(7. Gün) Tolosa: Casa Julian
Gerçekten... Arabaya binmemiz bir dert, arabadan inmemiz bir dert... Bir gün çocuğumuz olursa başımıza gelecekleri düşünmek bile istemiyorum. Bir pazar günündeyiz. Mustafa bir kaç gün önceden Casa Julian'da rezervasyon yaptırmış öğle yemeği için. Peki Casa Julian nerede? Tolosa'da... Buraya kadar gayet iyiyiz. Bundan sonrası benim suçum! Adamı tanıyorsun; kendini tanıyorsun, o zaman hazır internetin varken bir screenshot al değil mi!?! Yoooo... Biz navigasyona Tolosa yazdık ve yola çıktık ki ulaşması da pek kolay olmadı, çünkü yol yapım işleri dolayısıyla kapalı olan yollar yüzünden defalarca kendi etrafımızda döndük... Ya da Mustafa onu bekleyen korkunç sondan kaçmak için yolu uzattı bilemiyorum.

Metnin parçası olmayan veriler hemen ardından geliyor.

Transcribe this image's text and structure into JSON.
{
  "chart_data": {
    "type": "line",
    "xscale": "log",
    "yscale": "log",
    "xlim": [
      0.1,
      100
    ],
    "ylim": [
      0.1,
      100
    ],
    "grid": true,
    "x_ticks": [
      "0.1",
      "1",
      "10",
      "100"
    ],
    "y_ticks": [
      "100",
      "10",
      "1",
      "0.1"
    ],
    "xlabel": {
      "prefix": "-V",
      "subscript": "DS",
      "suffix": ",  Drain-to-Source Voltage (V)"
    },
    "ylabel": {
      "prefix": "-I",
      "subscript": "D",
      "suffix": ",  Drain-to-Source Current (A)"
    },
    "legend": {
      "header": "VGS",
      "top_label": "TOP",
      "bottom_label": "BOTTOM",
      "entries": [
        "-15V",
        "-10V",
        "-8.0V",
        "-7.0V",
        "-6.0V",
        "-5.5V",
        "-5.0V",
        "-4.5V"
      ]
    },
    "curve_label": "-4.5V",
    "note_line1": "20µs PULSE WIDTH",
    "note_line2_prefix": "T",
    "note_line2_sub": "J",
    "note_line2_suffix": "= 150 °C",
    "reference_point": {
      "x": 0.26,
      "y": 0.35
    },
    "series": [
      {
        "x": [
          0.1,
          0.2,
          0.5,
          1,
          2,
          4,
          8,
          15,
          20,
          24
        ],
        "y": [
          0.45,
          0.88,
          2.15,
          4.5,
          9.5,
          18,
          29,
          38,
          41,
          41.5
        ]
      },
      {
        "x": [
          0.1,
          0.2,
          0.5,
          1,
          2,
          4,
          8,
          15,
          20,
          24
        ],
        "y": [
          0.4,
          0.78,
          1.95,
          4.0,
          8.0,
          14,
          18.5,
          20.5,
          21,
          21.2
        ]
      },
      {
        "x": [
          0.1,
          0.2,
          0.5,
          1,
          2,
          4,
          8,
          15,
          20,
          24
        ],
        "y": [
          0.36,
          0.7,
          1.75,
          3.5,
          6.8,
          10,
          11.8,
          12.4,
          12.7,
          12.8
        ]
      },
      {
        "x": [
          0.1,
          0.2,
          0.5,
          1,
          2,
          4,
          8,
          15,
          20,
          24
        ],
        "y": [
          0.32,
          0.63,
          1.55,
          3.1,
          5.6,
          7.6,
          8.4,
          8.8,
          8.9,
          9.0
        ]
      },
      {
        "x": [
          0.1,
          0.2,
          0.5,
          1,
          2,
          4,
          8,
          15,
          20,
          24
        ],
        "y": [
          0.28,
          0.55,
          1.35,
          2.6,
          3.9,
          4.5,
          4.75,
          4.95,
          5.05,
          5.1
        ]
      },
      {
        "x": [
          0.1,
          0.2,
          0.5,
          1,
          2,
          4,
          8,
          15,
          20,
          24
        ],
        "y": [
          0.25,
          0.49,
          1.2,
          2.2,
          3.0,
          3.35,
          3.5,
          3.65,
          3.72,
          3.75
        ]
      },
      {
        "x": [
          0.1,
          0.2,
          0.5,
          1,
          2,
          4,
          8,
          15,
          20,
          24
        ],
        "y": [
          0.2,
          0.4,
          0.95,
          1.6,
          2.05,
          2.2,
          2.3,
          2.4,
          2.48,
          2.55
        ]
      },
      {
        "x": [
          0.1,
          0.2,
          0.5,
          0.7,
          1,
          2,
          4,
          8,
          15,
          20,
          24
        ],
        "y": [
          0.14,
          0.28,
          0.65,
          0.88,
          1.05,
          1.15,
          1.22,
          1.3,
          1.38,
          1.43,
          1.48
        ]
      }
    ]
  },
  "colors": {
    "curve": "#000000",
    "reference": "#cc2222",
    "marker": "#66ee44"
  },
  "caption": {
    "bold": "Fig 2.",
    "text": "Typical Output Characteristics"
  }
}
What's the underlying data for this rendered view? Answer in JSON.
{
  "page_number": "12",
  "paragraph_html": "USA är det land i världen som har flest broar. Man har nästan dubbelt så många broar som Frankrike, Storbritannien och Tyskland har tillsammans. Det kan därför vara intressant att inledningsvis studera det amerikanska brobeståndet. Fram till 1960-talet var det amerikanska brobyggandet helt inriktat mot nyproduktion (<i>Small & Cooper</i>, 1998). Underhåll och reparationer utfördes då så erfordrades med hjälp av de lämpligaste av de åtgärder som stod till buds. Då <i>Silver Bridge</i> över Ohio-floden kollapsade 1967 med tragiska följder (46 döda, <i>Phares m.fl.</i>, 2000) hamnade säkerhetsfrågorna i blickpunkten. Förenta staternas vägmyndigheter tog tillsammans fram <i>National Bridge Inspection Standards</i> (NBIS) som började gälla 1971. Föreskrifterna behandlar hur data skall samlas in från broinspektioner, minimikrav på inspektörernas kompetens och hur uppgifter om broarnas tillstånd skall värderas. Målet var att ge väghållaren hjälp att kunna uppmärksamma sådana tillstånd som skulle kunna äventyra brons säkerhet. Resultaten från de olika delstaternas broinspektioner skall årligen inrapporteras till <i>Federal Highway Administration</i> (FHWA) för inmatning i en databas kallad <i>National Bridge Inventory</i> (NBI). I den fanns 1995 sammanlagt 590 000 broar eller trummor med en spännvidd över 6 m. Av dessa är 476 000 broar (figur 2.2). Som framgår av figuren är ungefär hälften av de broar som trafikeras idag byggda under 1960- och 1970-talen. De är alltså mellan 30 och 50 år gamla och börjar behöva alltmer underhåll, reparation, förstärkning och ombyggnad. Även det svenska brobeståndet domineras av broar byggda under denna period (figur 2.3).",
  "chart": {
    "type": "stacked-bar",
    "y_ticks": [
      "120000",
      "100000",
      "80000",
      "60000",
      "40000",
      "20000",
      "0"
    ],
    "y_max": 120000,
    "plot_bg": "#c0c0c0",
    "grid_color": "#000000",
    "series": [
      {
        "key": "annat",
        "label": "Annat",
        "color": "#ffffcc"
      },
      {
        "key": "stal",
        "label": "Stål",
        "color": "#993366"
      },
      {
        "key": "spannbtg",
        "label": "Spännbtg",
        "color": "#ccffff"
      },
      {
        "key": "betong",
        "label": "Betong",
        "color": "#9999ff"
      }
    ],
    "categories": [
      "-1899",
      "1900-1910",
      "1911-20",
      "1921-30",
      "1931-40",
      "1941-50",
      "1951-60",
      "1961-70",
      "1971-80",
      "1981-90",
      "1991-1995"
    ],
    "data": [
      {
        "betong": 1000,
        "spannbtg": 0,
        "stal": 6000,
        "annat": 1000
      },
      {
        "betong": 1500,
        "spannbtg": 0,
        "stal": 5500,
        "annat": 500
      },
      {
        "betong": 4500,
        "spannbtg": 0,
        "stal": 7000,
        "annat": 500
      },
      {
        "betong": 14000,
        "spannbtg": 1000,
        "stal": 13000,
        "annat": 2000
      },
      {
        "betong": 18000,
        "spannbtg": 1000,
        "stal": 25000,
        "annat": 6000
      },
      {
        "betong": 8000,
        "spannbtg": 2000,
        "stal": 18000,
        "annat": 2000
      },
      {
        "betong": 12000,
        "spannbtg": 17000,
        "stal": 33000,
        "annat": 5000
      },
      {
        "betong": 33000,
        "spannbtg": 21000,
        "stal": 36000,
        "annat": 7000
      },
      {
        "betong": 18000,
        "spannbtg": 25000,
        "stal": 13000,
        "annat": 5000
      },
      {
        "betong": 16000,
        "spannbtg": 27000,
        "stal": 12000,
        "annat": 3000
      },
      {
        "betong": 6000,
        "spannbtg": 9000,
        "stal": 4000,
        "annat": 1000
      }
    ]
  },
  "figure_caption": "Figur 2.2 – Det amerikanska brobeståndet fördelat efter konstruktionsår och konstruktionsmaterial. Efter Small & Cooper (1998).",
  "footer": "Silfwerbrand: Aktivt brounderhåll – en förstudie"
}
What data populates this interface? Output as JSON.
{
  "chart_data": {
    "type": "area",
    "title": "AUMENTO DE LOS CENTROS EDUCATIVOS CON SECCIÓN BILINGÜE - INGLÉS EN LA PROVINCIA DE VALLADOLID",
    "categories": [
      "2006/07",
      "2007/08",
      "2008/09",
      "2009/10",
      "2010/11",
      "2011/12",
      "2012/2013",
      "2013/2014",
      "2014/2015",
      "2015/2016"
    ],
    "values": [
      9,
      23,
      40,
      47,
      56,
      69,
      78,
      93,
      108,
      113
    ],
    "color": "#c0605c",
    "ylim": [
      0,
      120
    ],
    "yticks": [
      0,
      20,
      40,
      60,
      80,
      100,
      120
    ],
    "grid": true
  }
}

Hafif gerilimli bir yolculuk sonunda Tolosa'ya vardık. Hiç öyle beklediğimiz gibi "Ufak bir köycüktür, iki tur atar buluruz aman ne olacak ki!"gibi bir yer çıkmadı. Araba park edecek yer bile olmayan (ki arabayı neye göre, nereye park edeceğimiz de başka bir sorundu), meydan ve etrafında restoranlar olan değil, her köşe başında 3-4 tane restoran olan bir büyük kasabaya denk geldik. Ama yaşasın ki suratsızlık ve huysuzluk sırası bendeydi. Bir yere park ettik ve yürümeye başladık. Baz aldığımız şey Mustafa'nın "Kesin nehir kıyısında bak!" lafı. Böyle inanılmaz iz sürücüleriz yani. Neyse ki biraz ileride gerçekten de gördü de ben de saçımı başımı yolmaktan kurtuldum.

Kapısına gittik ve içeri baktık. Aslında 6-7 saniyelik bir bakıştı büyük ihtimalle ama ben size 10 dakikalık bir bilinç akışı yazabilirim bununla ilgili. Çünkü tabelanın altındaki kapıdan baktığımızda gördüğümüz şey... Gerçekten bilmiyorum, biraz mutfak, ama daha çok depo, ama personel soyunma odası da olabilir. Ama hayır orası ana giriş kapısı... Biz kapıda donmuş gözlerle içeri bakarken bir garson gelip kurtardı bizi o andan. Aradan bir yerden salona girdik ve derin bir nefes aldık. (BEN! BEN ALDIM O DERİN NEFESİ BEN!)


Hiç bir yerden ışık almayan bir mahzenin içinde, dışarıyla tüm ilişkiniz kesilmiş halde yemek yemek... Ve pişiren kişi de yanı başınızda pişiriyor. Yüzünü, ellerini, ete nasıl dokunduğunu, masalara yemek gittiğinde arkasından nasıl baktığını görüyorsunuz.